Lo más probable es que si eres un frecuentador de foros, redes sociales o cualquier otro rincón de Internet centrado en el horror, hayas oído hablar de Noroi: la maldición, un falso documental de estilo japonés de metraje encontrado que ha desarrollado un fuerte seguimiento de culto a pesar de ser un título no tan fácil durante muchos años. Considerada como una de las películas de terror que hay que ver más aterradoras que evita encontrar el típico mal rap del metraje de terror, Noroi cuenta con puntajes estelares de audiencia en IMDb y Rotten Tomatoes.
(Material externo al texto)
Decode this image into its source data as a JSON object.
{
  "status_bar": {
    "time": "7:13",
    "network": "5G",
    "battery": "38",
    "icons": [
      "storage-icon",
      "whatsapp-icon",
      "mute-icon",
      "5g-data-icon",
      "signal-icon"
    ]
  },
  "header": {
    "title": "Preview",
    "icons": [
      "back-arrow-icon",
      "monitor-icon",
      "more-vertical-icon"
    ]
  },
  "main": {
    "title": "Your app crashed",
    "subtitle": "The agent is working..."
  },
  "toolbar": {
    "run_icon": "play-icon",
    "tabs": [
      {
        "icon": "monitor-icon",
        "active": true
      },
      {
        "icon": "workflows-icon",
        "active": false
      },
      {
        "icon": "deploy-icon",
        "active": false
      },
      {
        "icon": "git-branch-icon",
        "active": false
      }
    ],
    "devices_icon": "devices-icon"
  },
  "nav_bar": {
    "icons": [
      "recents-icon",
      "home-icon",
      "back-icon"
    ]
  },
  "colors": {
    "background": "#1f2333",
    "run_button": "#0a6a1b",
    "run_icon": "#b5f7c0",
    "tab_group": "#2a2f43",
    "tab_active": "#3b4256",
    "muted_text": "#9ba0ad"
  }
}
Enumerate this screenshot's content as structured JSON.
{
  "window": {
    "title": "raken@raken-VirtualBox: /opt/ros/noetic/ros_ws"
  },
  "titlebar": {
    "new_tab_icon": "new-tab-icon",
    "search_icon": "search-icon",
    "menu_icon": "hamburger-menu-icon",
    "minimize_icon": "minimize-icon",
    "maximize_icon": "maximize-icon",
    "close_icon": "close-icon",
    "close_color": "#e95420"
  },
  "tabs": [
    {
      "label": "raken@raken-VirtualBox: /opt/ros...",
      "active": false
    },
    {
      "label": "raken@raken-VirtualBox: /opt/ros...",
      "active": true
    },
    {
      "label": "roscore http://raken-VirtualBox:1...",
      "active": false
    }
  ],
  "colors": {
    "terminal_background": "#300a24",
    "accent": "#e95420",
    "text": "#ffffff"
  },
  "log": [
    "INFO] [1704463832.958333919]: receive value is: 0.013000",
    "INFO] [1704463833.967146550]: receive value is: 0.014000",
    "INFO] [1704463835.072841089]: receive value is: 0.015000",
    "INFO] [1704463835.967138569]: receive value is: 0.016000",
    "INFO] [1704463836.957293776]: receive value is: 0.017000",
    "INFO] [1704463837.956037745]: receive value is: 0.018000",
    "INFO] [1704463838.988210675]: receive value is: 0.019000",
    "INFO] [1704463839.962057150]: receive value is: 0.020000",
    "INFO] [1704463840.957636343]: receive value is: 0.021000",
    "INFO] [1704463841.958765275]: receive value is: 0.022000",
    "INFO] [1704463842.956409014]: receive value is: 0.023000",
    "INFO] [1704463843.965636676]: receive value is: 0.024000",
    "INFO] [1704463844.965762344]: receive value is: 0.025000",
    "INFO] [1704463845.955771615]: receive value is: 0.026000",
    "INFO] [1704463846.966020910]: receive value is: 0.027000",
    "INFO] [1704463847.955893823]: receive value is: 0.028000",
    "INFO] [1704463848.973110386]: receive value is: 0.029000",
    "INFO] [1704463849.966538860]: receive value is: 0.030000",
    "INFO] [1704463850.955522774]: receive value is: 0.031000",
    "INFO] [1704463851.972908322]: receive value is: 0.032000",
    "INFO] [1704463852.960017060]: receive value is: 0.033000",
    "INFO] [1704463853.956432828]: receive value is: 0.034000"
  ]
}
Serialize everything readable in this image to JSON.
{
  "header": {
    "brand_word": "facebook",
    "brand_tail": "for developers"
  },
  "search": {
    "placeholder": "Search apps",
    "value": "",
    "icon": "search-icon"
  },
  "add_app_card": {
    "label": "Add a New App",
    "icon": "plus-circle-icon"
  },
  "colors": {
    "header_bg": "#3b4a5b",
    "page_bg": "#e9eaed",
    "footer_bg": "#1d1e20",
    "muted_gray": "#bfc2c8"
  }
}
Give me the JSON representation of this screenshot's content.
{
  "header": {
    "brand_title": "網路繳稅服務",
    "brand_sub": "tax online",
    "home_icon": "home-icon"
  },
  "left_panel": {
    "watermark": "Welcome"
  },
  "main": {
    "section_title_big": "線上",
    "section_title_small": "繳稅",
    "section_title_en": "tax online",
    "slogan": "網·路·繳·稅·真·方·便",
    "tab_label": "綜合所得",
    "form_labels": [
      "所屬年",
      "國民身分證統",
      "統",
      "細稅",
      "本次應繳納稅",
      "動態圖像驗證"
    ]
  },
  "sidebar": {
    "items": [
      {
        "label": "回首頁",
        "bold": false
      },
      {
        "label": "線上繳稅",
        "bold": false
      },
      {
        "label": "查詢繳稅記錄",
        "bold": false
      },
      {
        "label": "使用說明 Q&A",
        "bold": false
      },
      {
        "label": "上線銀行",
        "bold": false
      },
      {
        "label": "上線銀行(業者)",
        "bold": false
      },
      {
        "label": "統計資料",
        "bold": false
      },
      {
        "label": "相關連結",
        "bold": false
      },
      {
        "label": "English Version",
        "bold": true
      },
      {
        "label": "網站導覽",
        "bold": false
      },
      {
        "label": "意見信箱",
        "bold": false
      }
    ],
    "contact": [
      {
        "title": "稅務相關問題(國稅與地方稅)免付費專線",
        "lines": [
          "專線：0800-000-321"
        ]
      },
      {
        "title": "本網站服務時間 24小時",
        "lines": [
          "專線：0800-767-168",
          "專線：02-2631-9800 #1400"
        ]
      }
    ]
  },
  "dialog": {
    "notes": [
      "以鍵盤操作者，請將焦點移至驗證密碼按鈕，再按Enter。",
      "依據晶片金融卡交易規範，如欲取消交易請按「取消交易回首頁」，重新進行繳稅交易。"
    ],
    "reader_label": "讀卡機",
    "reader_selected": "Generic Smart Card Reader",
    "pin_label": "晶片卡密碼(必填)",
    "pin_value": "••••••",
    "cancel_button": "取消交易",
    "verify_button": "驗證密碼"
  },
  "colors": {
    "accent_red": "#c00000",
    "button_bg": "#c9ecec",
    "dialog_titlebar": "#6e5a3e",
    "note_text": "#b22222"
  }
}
Aunque se lanzó en Japón en 2005, todavía no ha tenido una liberación física adecuada en Estados Unidos. Como resultado, los fanáticos acérrimos lo han subido repetidamente a YouTube solo para que lo retiren por problemas de derechos de autor poco después.

Ahora que está ampliamente disponible como un título de transmisión exclusivo en Estremecimiento, es mucho más fácil para los fanáticos del género acceder a la película. Pero, ¿Noroi está a la altura del bombo subterráneo?

Noroi se presenta como un documental de metraje encontrado por el investigador paranormal Masafumi Kobayashi (Jin Muraki) Naturalmente, desapareció poco después de la finalización del documental. El tema del trabajo de Kobayashi tarda un tiempo en presentarse, inicialmente apareciendo como una serie de temas paranormales no relacionados a través de varias entrevistas, trabajo de campo y clips de televisión. Énfasis en el lento despliegue; Esta película tiene una duración de casi dos horas. Ese comienzo lánguidamente lento juega un factor importante para los detractores de la película.

Finalmente, Kobayashi descubre una conexión entre estos clips aleatorios; la muerte parece seguir al excéntrico recluso Junko Ishii (Tomono Kuga) y su hijo pequeño donde quiera que vayan. Tirando de ese hilo, Kobayashi comienza a desentrañar el misterio central de una entidad demoníaca llamada Kagutaba. Este misterio y la mitología elaborada conducen la película; Gran parte del horror está implícito hasta el acto final. Director Kôji Shiraishi (Grotesco, Sadako vs.Kayako) apenas emplea ningún susto real, lo que obliga a los espectadores a prestar mucha atención incluso a los detalles aparentemente más inocuos presentados. Shiraishi también se salta el empleo de muchas de las marcas registradas de horror de metraje encontrado. Todo lo cual puede decirse, el poder de la película para asustar se basa únicamente en los hombros de su narración. Cuanto más se unen los hilos colgantes, más inquietante se vuelve.

La narración metódica que ignora la atmósfera tradicional y la elaboración de sustos combinada con la calidad VHS de baja fidelidad es la cuña que divide a los que aman la película y los que no. Es cierto que caí en este último en la primera guardia. Casi dos horas es demasiado tiempo para muchas películas de terror, y la primera hora tiende a arrastrarse. La recompensa final puede no parecer que valga la pena y ciertamente no lo fue para mí al principio. Pero un segundo reloj sobre Shudder profundizó mi aprecio por la película, lo que permitió una mejor absorción de los matices y detalles. Los detalles son cruciales para desbloquear esta película, pero la paciencia es tan vital. De todas las imágenes encontradas / falsas películas de terror estilo documental que existen, Noroi se distingue del paquete con su enfoque poco convencional.

El miedo siempre es subjetivo, por supuesto. Noroi hace girar un misterio convincente impregnado de realismo, aunque la mitología no lo es. Muchos de los actores juegan a sí mismos, difuminando aún más la línea entre la realidad y la ficción. Para muchos, funciona. Para otros, se arrastrará sin una recompensa satisfactoria para merecer el ritmo. Dondequiera que caigas en el espectro del disfrute, el lugar de horror de Noroi sigue siendo fascinante. Cuando se lanzó en Japón en 2005, la moda de J-horror en los EE. UU. Ya había comenzado a disminuir. Permaneció en relativa oscuridad durante años, al menos en el extranjero, dejando a los fanáticos correr la voz y mantenerlo a la vanguardia de la discusión. Más de diez años después, las únicas ofertas de DVD o Blu-ray son las importaciones, dejando a Shudder como el único medio legal de visualización.

Y eso solo alimenta la exageración y el misterio que rodea una anomalía única como esta.